Gretel and the Case of the Missing Frog Prints by PJ Brackston is the first of a very different series by one of my favourite authors, so I was curious to try it. Admittedly her Paula Brackston witchy historical fantasies are more my thing (I love love love The Winter Witch, The Silver Witch, The Witch’s Daughter and others), but this fun cosy/mystery/hilarious adventure is laugh out loud funny, and clever, and intriguing enough that I stayed up til after 3am (oops!) to find out who, how any why. Lots of fun! (And yes, it’s that Gretel…)
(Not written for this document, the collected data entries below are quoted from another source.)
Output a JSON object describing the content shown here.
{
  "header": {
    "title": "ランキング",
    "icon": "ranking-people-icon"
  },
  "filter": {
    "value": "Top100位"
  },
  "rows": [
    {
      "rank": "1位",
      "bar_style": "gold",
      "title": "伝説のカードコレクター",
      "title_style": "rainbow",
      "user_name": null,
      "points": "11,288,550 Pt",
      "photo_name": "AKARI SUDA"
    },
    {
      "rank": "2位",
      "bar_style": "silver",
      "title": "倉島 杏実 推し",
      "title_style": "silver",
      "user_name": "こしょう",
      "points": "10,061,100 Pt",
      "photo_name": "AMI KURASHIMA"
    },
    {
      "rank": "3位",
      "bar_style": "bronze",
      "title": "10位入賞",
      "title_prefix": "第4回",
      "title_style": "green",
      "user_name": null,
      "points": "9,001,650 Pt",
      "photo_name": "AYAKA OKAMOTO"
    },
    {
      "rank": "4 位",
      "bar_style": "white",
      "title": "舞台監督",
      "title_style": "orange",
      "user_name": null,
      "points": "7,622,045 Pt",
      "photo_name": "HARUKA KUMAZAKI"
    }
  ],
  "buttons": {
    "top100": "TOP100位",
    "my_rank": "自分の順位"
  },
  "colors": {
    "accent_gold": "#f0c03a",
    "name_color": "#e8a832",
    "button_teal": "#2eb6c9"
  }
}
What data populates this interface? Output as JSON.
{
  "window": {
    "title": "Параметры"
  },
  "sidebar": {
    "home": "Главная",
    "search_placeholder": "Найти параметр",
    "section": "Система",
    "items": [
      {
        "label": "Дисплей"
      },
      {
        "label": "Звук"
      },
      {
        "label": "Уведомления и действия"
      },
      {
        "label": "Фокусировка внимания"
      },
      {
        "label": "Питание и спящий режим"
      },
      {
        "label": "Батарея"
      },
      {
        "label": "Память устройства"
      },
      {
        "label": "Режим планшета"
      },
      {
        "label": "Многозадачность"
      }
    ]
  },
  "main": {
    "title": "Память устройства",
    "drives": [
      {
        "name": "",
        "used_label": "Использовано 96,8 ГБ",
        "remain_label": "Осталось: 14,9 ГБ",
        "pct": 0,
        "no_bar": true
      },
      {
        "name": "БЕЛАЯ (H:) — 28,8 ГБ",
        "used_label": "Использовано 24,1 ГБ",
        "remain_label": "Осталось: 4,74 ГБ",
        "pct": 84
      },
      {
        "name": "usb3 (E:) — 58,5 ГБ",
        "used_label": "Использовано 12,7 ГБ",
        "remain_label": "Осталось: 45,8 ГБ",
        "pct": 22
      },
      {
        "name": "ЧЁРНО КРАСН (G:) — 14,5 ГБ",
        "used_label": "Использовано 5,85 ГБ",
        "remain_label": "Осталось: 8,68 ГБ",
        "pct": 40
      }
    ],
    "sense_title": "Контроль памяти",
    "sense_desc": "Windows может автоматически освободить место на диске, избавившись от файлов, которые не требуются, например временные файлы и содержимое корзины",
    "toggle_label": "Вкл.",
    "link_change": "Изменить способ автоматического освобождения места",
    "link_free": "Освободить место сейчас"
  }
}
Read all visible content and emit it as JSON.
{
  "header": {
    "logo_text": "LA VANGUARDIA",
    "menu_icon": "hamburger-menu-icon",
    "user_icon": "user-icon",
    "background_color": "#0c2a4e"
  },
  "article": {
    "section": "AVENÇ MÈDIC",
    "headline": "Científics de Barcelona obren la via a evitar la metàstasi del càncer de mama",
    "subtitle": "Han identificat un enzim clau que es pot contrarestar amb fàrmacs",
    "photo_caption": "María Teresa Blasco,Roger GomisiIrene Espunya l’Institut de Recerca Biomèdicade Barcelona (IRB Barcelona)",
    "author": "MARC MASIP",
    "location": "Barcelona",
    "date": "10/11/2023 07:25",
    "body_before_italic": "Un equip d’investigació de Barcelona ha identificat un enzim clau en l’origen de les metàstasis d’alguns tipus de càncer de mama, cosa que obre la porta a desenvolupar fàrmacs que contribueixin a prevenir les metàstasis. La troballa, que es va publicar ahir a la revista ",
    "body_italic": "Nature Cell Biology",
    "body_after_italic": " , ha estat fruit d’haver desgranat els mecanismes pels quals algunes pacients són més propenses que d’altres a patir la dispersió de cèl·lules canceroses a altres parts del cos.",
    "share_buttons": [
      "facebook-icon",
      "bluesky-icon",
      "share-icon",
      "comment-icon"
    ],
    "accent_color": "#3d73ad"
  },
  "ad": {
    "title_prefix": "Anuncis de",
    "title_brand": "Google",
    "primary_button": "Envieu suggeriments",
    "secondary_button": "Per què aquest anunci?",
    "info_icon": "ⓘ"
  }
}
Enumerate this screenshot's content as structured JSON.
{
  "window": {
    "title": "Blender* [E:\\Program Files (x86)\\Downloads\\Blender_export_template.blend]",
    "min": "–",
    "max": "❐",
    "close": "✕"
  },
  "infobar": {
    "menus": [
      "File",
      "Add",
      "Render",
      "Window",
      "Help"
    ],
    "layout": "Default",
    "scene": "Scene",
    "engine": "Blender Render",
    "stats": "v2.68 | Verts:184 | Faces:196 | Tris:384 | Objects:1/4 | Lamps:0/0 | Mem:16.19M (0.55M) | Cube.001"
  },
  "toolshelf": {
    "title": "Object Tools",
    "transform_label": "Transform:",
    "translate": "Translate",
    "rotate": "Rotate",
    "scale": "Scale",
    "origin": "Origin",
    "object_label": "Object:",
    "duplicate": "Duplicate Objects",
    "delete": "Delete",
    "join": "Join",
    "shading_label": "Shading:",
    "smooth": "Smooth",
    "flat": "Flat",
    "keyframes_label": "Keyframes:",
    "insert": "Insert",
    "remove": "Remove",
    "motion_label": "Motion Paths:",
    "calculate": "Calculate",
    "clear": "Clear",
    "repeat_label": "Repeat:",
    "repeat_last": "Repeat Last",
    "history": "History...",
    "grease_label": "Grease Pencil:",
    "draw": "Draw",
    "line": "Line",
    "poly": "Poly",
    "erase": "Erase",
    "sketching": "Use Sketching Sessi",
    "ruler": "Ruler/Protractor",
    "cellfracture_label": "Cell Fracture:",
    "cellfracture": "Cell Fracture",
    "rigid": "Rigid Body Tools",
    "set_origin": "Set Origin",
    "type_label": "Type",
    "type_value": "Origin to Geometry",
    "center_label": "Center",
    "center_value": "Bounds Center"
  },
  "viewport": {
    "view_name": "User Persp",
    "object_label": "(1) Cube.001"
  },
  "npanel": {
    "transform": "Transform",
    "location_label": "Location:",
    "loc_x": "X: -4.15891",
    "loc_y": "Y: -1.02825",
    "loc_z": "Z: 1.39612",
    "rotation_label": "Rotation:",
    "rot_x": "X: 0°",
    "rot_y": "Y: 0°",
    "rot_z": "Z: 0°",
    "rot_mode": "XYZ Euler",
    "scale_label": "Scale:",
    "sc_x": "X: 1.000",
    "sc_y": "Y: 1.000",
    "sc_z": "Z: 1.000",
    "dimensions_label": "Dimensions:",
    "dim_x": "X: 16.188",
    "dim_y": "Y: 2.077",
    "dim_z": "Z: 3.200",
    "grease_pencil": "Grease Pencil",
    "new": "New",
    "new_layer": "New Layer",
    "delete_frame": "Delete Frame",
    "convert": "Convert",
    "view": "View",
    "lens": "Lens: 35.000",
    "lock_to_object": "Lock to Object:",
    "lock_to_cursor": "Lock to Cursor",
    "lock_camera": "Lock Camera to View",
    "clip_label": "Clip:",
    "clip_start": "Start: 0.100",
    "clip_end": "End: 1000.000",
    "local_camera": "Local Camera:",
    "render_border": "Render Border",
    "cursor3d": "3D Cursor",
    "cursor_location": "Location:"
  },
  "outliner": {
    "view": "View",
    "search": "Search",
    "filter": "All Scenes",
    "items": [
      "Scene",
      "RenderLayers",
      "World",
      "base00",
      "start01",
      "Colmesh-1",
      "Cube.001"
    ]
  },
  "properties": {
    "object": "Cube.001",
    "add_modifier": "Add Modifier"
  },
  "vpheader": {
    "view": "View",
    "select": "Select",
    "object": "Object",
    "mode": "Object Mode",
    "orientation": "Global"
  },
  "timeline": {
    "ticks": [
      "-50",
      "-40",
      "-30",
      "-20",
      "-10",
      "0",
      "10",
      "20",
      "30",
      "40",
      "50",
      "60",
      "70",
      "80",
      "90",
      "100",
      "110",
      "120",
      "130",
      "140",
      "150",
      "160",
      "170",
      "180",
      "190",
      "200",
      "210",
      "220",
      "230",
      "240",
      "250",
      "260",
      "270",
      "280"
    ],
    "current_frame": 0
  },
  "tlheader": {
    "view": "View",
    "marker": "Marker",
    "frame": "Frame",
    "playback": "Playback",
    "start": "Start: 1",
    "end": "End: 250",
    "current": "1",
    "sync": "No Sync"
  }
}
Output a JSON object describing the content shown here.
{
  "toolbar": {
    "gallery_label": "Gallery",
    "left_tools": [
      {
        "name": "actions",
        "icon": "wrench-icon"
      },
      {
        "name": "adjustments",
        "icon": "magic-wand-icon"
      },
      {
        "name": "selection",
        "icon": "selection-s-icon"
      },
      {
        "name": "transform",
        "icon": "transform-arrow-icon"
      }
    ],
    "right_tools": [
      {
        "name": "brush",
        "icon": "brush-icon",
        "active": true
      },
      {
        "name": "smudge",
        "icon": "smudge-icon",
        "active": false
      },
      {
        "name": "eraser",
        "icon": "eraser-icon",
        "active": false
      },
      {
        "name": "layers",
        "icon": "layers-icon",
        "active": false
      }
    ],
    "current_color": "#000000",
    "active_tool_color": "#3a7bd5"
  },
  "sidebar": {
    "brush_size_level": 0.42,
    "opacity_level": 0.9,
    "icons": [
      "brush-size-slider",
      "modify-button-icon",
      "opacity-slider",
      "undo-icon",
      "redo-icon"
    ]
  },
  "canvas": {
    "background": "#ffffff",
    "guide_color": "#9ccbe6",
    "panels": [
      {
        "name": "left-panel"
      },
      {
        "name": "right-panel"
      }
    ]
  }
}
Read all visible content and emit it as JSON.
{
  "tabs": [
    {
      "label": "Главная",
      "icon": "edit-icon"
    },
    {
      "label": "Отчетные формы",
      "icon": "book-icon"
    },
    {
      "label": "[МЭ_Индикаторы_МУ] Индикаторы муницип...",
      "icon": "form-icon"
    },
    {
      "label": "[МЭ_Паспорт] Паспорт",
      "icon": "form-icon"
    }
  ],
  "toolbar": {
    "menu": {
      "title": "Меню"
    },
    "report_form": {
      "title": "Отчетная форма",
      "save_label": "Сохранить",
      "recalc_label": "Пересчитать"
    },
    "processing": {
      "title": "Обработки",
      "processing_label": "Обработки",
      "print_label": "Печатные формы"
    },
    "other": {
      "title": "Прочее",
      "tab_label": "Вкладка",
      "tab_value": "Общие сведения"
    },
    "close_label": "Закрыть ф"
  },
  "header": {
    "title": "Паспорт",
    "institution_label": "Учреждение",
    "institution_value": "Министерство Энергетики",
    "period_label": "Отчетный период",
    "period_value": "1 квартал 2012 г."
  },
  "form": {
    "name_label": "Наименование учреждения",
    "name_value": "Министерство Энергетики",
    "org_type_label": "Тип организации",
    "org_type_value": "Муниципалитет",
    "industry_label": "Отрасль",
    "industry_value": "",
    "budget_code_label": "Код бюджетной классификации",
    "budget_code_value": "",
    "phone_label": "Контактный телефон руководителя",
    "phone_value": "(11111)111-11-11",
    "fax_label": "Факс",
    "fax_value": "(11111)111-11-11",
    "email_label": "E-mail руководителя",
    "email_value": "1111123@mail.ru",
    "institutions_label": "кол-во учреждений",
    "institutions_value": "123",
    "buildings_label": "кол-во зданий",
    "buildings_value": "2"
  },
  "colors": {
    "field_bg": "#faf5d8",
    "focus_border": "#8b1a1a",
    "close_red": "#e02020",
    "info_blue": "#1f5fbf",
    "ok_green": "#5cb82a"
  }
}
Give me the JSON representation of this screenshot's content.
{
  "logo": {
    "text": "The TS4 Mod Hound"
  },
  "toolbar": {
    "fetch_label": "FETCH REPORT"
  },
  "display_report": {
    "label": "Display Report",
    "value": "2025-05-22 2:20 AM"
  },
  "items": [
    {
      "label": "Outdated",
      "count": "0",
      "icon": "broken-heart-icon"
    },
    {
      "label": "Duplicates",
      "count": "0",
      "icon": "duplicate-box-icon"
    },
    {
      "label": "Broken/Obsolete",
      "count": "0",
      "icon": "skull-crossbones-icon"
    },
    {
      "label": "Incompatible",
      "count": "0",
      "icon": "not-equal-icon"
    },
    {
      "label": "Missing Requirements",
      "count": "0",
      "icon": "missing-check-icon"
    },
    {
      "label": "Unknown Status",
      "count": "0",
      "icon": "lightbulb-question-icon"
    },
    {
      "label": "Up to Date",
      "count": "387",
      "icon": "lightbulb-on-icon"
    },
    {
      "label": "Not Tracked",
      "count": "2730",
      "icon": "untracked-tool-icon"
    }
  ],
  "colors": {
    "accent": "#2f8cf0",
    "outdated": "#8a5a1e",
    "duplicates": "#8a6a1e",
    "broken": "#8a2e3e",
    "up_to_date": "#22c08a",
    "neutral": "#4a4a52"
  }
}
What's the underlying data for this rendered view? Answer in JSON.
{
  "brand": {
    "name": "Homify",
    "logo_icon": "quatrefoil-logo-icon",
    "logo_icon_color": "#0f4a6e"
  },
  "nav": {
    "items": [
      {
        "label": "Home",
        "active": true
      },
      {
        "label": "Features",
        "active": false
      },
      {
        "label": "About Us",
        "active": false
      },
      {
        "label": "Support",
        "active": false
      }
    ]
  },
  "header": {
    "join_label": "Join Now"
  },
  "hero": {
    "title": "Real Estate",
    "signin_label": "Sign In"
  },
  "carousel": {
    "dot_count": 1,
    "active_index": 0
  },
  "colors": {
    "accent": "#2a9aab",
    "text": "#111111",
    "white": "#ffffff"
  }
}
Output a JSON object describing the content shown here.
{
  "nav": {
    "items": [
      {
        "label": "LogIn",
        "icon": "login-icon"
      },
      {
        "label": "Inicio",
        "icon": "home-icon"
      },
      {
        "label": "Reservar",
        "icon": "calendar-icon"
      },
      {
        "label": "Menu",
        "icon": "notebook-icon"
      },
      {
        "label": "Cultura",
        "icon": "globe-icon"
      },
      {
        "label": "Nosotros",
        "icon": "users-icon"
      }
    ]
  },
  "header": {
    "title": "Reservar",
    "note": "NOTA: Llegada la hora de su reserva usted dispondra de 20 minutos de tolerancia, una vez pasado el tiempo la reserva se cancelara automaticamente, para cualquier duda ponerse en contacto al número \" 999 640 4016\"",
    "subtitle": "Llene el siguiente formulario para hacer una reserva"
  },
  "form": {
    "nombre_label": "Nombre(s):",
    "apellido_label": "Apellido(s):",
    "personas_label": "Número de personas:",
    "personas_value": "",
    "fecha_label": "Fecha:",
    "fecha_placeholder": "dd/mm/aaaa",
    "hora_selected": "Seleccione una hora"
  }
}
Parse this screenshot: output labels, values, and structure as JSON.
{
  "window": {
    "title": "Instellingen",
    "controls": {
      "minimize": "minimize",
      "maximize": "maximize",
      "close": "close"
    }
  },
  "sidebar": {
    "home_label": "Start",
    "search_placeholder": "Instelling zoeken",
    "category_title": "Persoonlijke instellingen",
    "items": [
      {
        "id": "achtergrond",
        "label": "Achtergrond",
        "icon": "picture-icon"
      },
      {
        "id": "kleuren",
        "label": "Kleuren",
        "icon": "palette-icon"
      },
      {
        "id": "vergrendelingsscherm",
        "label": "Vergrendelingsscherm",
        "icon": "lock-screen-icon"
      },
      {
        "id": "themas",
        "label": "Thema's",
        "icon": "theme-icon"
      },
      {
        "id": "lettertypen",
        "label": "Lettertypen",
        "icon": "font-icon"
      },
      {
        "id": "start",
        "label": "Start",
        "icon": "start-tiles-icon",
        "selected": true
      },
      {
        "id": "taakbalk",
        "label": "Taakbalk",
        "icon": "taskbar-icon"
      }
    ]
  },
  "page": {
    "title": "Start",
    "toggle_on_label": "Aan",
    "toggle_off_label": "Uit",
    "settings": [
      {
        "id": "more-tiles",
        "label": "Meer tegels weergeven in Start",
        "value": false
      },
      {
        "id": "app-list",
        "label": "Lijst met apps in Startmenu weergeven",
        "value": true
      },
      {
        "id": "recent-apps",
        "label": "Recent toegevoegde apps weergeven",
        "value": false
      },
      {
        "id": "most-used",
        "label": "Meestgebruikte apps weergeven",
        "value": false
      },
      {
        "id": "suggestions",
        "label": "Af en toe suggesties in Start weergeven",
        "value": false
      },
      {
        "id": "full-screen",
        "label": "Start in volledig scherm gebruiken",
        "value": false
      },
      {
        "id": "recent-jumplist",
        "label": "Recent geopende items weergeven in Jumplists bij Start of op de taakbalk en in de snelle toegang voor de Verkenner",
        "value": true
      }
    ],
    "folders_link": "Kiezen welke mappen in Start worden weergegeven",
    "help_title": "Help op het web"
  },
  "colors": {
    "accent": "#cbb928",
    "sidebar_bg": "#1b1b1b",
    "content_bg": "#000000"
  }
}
My favourite for the month (I know, a big call given Lestat!) was A Discovery of Witches by Deborah Harkness, which I devoured without pause. Not much work got done that week – and not much sleep was had either – there were a few staying-up-til-3am nights. I absolutely loved it, and can’t wait for the rest of the books to arrive – although it’s probably a good thing that they’re being posted, so I can get some work done in the meantime 🙂
And for our February discussion at the Australia Fairy Tale Society, an early Australian tale was chosen, The Magic Gun, from the early 1900s book Fairy Tales Told In the Bush, a collection by Sister Agnes. It’s long out of print, and out of copyright, so you can read the book here… Just remember that it was a very different time – the portrayal of Aboriginal leader William Barak in The Magic Gun is awful. Yet in reading the story, we all researched him, and learned about this important ngurungaeta (clan leader), activist, artist, liaison and real-life hero, who we may not have heard of otherwise – you can read about him and his achievements here. I much preferred some of the other stories in the book, and also loved going down the rabbit hole of early Australian fairy tales and finding many more, like The Two Fairies in Tales For Young Australia, the sweet but awfully girls-should-be-obedient Mr Bunyip, or, Mary Somerville’s Ramble, and Fairy Tales, Fables and Legends by Mrs Beatrice Wilcken, amongst many others. Want to venture down the rabbit hole too? The National Library of Australia have collected and preserved so many, which you can read online…
What do the early stories of your country tell you about yourself and the changing world?
* In December I read and absolutely loved:
Return of the Witch by Paula Brackston.
The Sparrow Sisters by Ellen Herrick.
The Night Garden by Lisa Van Allen.
The Other Side of Me by KA Last.
The Little Shop of Found Things by Paula Brackston.